Kultur : Indien: Bis zu 30 000 Tote nach Beben in Indien

Das Erdbeben in Indien hat katastrophale Folgen: Schätzungen zufolge muss mit bis zu 30 000 Toten gerechnet werden. Die Zahl der Toten könne 20 000 übersteigen, sagte der Regierungschef des teilweise verwüsteten Bundesstaats Gujarat, Patel, am Sonntag. Retter und Überlebende suchten im Wettlauf gegen die Zeit nach 125 000 Vermissten. Aus vielen Teilen der Welt machten sich Helfer auf den Weg. Am Sonntag erschütterten starke Nachbeben die Region. Überraschend bargen Helfer noch zehn Überlebende aus den Trümmern, darunter ein 18 Monate altes Mädchen.

Beobachter berichteten von einer Massenflucht aus der weitgehend zerstörten Stadt Bhuj. Auf der Suche nach Unterkunft, Essen, sauberem Wasser und medizinischer Hilfe verließen die Überlebenden die Ruinenstadt auf Lastwagen, Traktoren und in Bussen. Viele Tote wurden auf riesigen Scheiterhaufen verbrannt. Die Regierung in Neu Delhi will die Weltbank und die Asiatische Entwicklungsbank um Milliardenhilfe für den Wiederaufbau bitten.
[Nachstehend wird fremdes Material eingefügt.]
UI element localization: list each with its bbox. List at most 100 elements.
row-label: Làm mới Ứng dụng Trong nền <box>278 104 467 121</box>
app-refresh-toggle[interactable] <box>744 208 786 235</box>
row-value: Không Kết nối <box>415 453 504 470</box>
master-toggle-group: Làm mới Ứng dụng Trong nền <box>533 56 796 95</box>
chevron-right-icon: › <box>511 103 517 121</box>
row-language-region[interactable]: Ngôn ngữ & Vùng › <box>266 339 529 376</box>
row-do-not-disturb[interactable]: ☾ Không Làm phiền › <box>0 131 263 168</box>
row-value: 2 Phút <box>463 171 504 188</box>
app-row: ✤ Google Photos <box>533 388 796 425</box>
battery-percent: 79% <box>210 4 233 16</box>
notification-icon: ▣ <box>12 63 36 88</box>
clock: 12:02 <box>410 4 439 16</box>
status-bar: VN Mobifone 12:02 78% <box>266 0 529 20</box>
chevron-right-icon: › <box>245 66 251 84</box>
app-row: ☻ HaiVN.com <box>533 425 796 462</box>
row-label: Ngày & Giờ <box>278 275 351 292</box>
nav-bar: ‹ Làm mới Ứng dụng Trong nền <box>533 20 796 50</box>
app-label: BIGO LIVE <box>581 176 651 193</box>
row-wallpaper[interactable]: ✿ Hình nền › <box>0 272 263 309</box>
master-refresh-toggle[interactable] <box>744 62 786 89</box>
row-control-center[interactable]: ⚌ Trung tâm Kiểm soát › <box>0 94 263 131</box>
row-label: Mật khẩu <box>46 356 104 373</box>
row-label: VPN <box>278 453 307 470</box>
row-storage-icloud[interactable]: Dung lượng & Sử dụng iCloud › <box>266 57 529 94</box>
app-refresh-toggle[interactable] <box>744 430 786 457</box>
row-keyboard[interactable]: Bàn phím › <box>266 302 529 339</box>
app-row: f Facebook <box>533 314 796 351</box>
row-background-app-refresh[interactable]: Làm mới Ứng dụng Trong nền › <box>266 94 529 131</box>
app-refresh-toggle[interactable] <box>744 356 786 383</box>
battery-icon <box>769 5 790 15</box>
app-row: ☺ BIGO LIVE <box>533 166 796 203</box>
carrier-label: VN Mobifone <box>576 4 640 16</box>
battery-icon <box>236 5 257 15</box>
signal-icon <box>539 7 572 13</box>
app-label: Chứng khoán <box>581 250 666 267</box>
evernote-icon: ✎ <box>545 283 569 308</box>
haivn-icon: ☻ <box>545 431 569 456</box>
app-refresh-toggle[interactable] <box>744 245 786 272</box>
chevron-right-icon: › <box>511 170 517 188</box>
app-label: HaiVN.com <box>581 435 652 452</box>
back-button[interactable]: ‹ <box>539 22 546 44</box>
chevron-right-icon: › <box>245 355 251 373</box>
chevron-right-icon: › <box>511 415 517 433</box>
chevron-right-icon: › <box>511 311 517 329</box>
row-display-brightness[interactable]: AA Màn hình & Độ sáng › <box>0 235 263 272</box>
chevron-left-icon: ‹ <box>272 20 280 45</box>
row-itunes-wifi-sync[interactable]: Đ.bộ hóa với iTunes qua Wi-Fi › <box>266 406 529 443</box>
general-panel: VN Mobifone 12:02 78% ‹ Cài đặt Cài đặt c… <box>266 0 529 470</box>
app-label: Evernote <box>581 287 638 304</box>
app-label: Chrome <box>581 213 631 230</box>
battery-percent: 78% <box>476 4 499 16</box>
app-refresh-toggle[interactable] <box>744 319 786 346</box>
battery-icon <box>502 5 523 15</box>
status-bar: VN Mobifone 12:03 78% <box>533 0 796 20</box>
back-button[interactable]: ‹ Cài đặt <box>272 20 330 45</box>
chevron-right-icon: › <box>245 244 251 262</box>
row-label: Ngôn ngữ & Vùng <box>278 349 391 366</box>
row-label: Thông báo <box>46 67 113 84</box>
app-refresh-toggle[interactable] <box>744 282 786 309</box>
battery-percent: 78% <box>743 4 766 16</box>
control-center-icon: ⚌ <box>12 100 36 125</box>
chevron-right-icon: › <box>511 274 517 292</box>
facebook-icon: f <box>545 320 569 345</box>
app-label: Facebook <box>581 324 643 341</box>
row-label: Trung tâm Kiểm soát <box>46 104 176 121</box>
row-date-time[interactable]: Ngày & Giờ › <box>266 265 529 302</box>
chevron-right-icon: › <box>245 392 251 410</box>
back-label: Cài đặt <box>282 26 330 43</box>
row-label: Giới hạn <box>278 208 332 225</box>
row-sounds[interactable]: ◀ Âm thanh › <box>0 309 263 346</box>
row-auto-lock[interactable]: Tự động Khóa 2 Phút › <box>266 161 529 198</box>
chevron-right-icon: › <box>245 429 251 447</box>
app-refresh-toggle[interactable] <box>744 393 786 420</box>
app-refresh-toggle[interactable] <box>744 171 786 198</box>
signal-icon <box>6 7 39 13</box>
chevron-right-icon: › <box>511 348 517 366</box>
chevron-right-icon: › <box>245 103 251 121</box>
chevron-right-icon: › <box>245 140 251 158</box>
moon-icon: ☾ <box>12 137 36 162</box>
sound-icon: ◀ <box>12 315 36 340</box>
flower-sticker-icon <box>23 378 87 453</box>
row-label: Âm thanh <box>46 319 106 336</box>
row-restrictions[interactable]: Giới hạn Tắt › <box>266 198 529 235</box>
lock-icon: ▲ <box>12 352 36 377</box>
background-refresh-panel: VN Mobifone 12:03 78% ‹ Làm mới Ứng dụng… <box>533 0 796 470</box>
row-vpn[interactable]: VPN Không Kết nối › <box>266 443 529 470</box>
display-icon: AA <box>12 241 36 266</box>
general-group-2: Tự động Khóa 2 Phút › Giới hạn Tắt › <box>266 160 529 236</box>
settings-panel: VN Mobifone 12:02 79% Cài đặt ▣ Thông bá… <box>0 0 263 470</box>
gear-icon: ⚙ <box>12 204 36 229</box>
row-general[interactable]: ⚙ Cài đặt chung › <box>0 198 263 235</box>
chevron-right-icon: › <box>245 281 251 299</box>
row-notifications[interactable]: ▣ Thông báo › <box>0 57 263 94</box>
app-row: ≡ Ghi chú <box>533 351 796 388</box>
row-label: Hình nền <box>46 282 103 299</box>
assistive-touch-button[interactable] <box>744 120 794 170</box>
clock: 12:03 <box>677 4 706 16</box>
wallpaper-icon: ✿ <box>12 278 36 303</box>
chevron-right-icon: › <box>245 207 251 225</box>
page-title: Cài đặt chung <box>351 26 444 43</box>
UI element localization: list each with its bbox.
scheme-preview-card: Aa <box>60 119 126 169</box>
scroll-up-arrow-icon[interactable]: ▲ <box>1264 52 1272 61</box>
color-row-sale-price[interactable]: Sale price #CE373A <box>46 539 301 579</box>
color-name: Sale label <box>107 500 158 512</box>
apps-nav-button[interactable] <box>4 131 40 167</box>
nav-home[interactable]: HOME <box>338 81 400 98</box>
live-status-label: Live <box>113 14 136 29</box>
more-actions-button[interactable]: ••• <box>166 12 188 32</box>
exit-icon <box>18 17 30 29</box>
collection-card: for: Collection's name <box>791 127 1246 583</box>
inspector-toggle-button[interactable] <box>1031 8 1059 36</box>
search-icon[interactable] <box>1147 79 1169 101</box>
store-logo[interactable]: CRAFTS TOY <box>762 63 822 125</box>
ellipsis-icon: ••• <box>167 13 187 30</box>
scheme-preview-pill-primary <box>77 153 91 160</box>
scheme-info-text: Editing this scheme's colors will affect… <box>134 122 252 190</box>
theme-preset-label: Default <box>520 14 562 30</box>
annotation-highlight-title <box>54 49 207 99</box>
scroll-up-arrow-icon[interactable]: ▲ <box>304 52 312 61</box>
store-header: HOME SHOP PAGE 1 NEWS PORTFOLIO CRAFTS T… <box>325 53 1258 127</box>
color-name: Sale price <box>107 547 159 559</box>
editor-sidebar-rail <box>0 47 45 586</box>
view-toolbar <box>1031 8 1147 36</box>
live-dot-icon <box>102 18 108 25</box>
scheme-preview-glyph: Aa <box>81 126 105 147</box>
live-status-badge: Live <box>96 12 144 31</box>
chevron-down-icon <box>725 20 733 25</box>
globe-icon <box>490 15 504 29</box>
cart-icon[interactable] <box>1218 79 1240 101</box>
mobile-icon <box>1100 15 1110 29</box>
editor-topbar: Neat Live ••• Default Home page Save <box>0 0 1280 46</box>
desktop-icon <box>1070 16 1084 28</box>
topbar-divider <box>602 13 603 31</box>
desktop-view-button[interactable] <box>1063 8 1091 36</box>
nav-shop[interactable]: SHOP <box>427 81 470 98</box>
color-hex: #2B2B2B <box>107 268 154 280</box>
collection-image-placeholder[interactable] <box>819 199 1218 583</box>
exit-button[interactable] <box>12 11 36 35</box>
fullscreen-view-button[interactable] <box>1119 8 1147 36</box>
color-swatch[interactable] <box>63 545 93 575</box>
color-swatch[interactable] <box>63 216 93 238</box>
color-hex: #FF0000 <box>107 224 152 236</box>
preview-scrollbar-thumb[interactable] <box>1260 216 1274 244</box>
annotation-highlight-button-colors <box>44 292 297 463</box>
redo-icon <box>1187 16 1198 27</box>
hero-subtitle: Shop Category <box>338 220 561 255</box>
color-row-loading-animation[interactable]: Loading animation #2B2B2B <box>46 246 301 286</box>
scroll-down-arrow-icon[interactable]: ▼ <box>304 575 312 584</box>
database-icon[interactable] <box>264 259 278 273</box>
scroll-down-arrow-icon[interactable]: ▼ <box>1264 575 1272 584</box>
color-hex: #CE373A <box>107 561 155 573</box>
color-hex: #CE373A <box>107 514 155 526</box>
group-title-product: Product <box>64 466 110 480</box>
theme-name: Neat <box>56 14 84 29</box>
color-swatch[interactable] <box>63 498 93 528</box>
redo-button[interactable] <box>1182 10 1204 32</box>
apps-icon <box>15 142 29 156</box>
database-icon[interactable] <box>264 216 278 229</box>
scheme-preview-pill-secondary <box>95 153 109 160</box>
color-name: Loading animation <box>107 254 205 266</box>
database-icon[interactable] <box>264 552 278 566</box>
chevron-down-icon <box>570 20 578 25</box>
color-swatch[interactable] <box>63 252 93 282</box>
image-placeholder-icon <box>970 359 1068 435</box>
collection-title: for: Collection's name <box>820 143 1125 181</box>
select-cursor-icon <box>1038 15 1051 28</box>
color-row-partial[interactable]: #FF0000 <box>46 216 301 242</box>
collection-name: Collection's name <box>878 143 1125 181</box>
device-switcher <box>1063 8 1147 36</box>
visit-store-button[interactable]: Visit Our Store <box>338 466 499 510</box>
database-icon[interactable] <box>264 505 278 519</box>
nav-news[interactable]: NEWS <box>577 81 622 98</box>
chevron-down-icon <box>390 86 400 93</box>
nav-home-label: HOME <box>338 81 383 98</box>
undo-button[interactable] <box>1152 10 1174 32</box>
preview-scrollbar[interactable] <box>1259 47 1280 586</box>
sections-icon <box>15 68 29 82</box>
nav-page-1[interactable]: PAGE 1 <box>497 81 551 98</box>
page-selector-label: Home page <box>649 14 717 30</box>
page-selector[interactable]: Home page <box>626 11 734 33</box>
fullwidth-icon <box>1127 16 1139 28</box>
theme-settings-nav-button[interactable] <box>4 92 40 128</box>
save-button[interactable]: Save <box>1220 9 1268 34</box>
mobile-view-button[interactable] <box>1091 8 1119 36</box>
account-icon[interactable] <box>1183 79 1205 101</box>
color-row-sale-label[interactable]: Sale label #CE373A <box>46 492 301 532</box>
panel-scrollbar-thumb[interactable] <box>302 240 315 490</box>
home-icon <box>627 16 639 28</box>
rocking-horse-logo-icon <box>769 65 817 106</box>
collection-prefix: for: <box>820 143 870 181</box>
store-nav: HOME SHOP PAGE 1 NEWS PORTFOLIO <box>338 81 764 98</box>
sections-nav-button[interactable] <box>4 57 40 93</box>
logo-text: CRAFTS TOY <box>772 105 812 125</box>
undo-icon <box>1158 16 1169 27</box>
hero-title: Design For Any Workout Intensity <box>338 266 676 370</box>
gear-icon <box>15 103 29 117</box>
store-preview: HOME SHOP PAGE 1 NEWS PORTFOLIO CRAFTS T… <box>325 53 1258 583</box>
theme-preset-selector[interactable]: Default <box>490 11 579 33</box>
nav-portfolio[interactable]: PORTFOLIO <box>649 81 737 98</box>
Allein in Bhuj seien 20 000 bis 30 000 Menschen umgekommen, sagte Feuerwehrchef Mahure. Mehr als 100 000 Menschen würden unter den Trümmern vermutet. Offiziell bestätigt wurden 6181 Tote. Das 18 Monate alte Mädchen wurde wurde aus den Trümmern gerettet, seine Mutter starb, bevor die Rettungskräfte zu ihr gelangen konnten. Schweizer Hunde spürten zudem einen Jungen, seine Mutter und zwei Männer auf, die geborgen werden konnten. 50 Kilometer südöstlich von Bhuj wurden ein dreijähriges Mädchen und ein 50-Jähriger unversehrt gefunden. Bereits am Vortag waren zwei Männer und ein Mädchen gerettet worden.

Inzwischen begannen auch 27 deutsche Experten des Technischen Hilfswerks (THW) in Bhuj mit der Suche nach Überlebenden. Der Schweizer Suchtrupp zählt 50 Helfer. Das Deutsche Rote Kreuz will heute ein Feldlazarett und 35 Spezialisten dorthin schicken. Auch die UN kündigten Hilfe an. Die Europäische Union stellte 6,4 Millionen Mark bereit. Großbritannien, Frankreich, Israel, die Türkei und Russland brachten Hilfsmannschaften auf den Weg. Andere Länder schickten Hilfsgüter oder sagten Uterstütung zu. Auch Pakistan, zu dem die Beziehungen gespannt sind, bot Hilfe an. Anders als nach früheren Katastrophen lässt die indische Regierung ausländische Experten unbürokratisch ins Land. In Bhuj landeten alle zehn Minuten Hilfsflugzeuge.

Das Erdbeben hat auch eine wirtschaftliche Katastrophe ausgelöst. Der indische Industrie- und Handelskammerverband schätzt die Gesamtschäden an Gebäuden und durch Produktionsausfälle auf mehr als umgerechnet fünf Milliarden Mark. Gujarat gehörte zu den am stärksten industrialisierten Regionen Indiens. Mit einer Stärke von 7,9 auf der Richterskala war das Beben am Freitag das schwerste in Indien seit 1950.